Panel 1: Case Management und Bedarfsermittlung im Handlungsfeld Gesundheit und Pflege

Die International Classification of Functioning, Disability and Health (ICF) wurde von der WHO im Jahr 2001 entwickelt. Mithilfe der ICF ist es möglich, den Gesundheitszustand und die mit Gesundheit zusammenhängenden Zustände einer Person zu klassifizieren. Die ICF ist anhand der Oberbegriffe “Körperfunktionen“, “Körperstrukturen“, “Aktivitäten und Partizipation“ sowie gesundheitlich relevanter “Umweltfaktoren“ in Unterkapitel unterteilt. Neben den Umweltfaktoren ist die Klassifikation von Personbezogenen Faktoren (PF) auf der Grundlage der bestehenden Definition in der ICF angedacht.

Da die Gesetzgebung die ICF als Kriterium zur Gewährung solidarisch finanzierter Leistungen legitimiert, ist die Ausgestaltung der Kategorie PF innerhalb der ICF, insbesondere für die sozialmedizinische Begutachtungspraxis der Deutschen Rentenversicherung zur Leistungsgewährung von Rehabilitationsmaßnahmen und Erwerbsminderungsrenten, von Bedeutung. Durch eine solche Ausgestaltung würde ein stärkerer und systematischer Einbezug von PF auch bei der Begutachtungsarbeit stattfinden. Dies würde allerdings auch eine standardisierte Erfassung sensibler persönlicher Daten mit sich bringen. Somit stellt sich die Frage, inwieweit eine Klassifikation von PF ethisch zu rechtfertigen ist und welche Kriterien dabei eine Rolle spielen. Neben einer ethischen Analyse werden auch die Einstellungen und Erfahrungen beteiligter Sozialmediziner und der betroffenen Versicherten berücksichtigt, um eine verantwortungsvolle Abwägung zwischen den betroffenen ethisch relevanten Gütern vornehmen zu können. Die Ergebnisse tragen zur aktuellen Diskussion über die Machbarkeit und Vertretbarkeit des Einbezugs von PF bei.

 

Christiane Jannes, M.A.

Christiane Jannes absolvierte ihren Bachelor in Gesundheitsökonomie an der Universität zu Köln und ihren Master in Medizinmanagement an der Universität Duisburg-Essen.
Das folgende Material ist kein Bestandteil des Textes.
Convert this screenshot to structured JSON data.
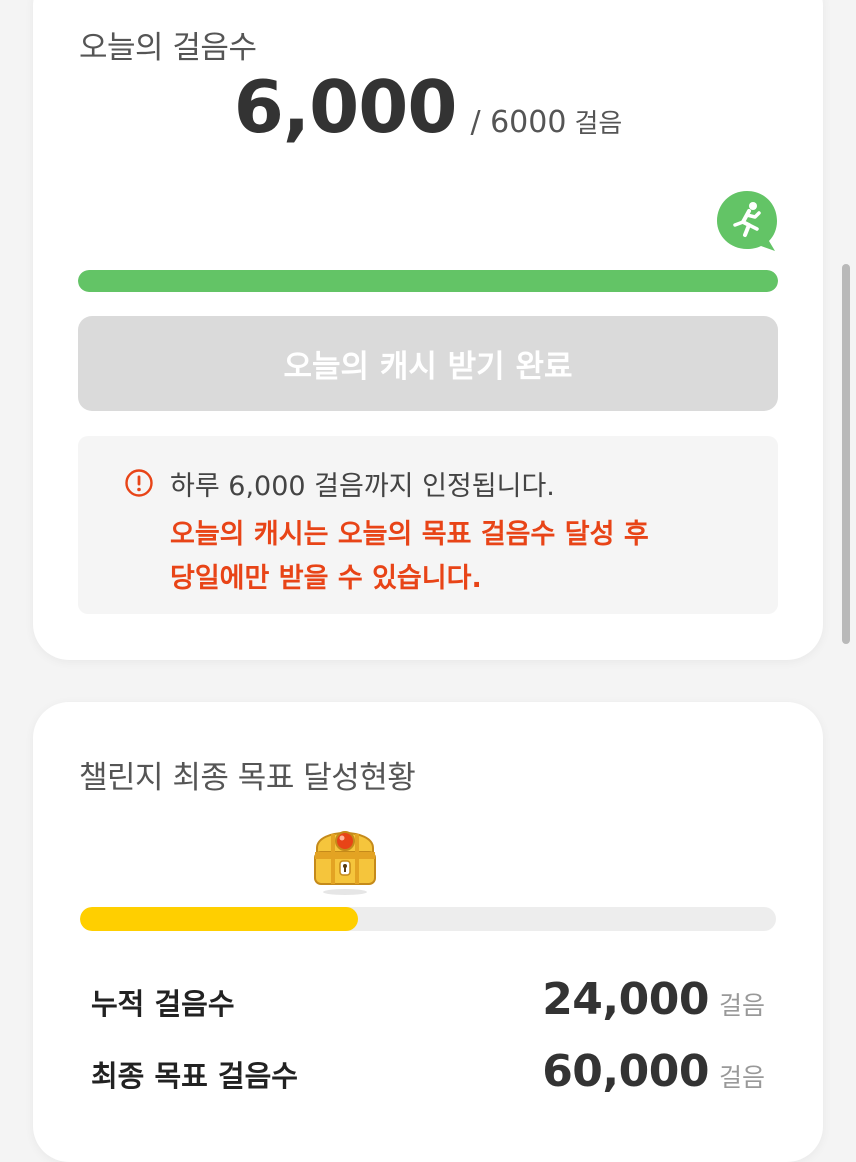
{
  "today": {
    "title": "오늘의 걸음수",
    "steps_current": "6,000",
    "steps_goal": "/ 6000",
    "steps_unit": "걸음",
    "progress_fraction": 1.0,
    "button_label": "오늘의 캐시 받기 완료",
    "notice_line1": "하루 6,000 걸음까지 인정됩니다.",
    "notice_red_line1": "오늘의 캐시는 오늘의 목표 걸음수 달성 후",
    "notice_red_line2": "당일에만 받을 수 있습니다."
  },
  "challenge": {
    "title": "챌린지 최종 목표 달성현황",
    "progress_fraction": 0.4,
    "stats": [
      {
        "label": "누적 걸음수",
        "value": "24,000",
        "unit": "걸음"
      },
      {
        "label": "최종 목표 걸음수",
        "value": "60,000",
        "unit": "걸음"
      }
    ]
  },
  "colors": {
    "accent_green": "#63c466",
    "accent_yellow": "#ffcf00",
    "notice_red": "#e84417",
    "button_disabled": "#dadada"
  },
  "icons": {
    "runner": "running-person-icon",
    "notice": "exclamation-circle-icon",
    "chest": "treasure-chest-icon"
  }
}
Sie arbeitete von 2011 bis 2016 als studentische bzw. wissenschaftliche Hilfskraft an der Forschungsstelle Ethik und bei ceres. Seit Juni 2016 ist sie dort wissenschaftliche Mitarbeiterin und unter anderem Koordinatorin für das Projekt „Zum Einbezug Personbezogener Faktoren in die International Classification of Functioning, Disability and Health (ICF) – Ethische Analyse und empirische Untersuchung der sozialmedizinischen Begutachtungspraxis (PerF-ICF)“ im Bereich der Versorgungsforschung. Ihre Forschungsschwerpunkte liegen im Bereich der Digitalisierung im Gesundheitswesen, der Versorgung Frühgeborener sowie im Bereich der International Classification of Functioning, Disability and Health (ICF).